Voor zover klager in beroep klaagt over het medisch handelen van de medische dienst of het niet ontvangen van steunzolen, valt dit buiten de omvang van de oorspronkelijke klacht. Voor medische klachten dient de hiervoor bedoelde bemiddelingsprocedure en (eventueel) de beroepsprocedure te worden doorlopen (hoofdstuk XIVb van de Bjj). Uit het dossier en het verhandelde ter zitting blijkt daarnaast niet dat klager heeft verzocht om steunzolen, of dat hij deze had en ze vervangen moesten worden, zodat deze omstandigheden eveneens niet kunnen worden meegenomen in de behandeling van deze klacht en het beroep daartegen. In zoverre moet klager daarom niet-ontvankelijk worden verklaard in zijn beroep.

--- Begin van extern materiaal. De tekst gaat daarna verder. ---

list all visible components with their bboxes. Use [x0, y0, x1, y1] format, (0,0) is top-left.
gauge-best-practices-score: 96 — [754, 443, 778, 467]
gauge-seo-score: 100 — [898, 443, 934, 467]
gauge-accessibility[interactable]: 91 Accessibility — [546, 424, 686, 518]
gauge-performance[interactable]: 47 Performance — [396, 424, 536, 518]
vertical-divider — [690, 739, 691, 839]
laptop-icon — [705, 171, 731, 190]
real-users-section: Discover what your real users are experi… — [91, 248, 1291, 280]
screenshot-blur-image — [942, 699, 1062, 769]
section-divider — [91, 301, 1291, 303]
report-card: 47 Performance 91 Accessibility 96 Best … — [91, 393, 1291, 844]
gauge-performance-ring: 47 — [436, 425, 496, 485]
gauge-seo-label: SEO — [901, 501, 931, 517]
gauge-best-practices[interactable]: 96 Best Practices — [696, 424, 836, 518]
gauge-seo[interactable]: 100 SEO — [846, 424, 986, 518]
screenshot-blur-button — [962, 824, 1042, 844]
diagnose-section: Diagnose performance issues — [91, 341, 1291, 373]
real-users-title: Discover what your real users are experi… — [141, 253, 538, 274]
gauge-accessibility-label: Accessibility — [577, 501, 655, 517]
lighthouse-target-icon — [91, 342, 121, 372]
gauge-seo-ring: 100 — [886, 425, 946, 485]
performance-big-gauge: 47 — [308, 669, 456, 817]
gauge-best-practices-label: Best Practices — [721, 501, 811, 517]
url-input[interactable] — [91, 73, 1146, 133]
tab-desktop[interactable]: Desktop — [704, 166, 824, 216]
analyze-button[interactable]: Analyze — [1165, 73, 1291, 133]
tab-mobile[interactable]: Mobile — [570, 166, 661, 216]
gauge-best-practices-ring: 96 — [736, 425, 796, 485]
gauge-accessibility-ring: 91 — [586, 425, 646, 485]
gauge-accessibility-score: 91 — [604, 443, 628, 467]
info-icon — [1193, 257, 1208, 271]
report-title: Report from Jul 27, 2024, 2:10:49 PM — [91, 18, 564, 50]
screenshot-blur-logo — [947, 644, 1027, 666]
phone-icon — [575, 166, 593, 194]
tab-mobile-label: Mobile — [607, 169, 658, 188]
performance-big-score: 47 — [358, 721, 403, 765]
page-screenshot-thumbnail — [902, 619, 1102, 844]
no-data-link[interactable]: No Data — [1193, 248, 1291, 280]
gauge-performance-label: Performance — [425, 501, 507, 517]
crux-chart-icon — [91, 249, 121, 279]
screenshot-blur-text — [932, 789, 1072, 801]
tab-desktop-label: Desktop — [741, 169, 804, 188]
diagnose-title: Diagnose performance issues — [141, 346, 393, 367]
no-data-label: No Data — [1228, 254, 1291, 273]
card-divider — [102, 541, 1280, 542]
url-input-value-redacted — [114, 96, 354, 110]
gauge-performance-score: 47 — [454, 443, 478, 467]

De beroepscommissie is van oordeel dat de directeur heeft voldaan aan zijn zorgplicht om klager van passend schoeisel te (doen) voorzien. In de periode van ruim twee weken waarin klager op slippers heeft moeten lopen – over welke periode wordt opgemerkt dat de door klager gestelde duur van zes weken onder meer wordt ontkracht door de door hemzelf op zijn beklagformulier aangeduide periode 20 april tot en met 3 mei 2020 –, zijn hem in de inrichting schoenen aangeboden en daarna zijn voor hem online (sport)schoenen besteld. Volgens de directeur heeft klager deze schoenen op 6 mei 2020 ontvangen. Daarnaast is ook in beroep onvoldoende aannemelijk geworden dat klagers platvoeten vanwege het dragen van slippers in de RJJI Den Hey-Acker achteruit zijn gegaan.
Gelet op het voorgaande zal de beroepscommissie het beroep ongegrond verklaren en de uitspraak van de beklagrechter bevestigen.
4. De uitspraak
De beroepscommissie verklaart klager niet-ontvankelijk in zijn beroep, voor zover het beroep is gericht tegen omstandigheden die vallen buiten de omvang van de oorspronkelijke klacht.
De beroepscommissie verklaart het beroep voor het overige ongegrond en bevestigt de uitspraak van de beklagrechter.
Deze uitspraak is op 2 juni 2021 gedaan door de beroepscommissie, bestaande uit
mr. P. de Bruin, voorzitter, drs. H. Heddema en dr. T. Jambroes, leden, bijgestaan door mr. M.G. Bikker, secretaris.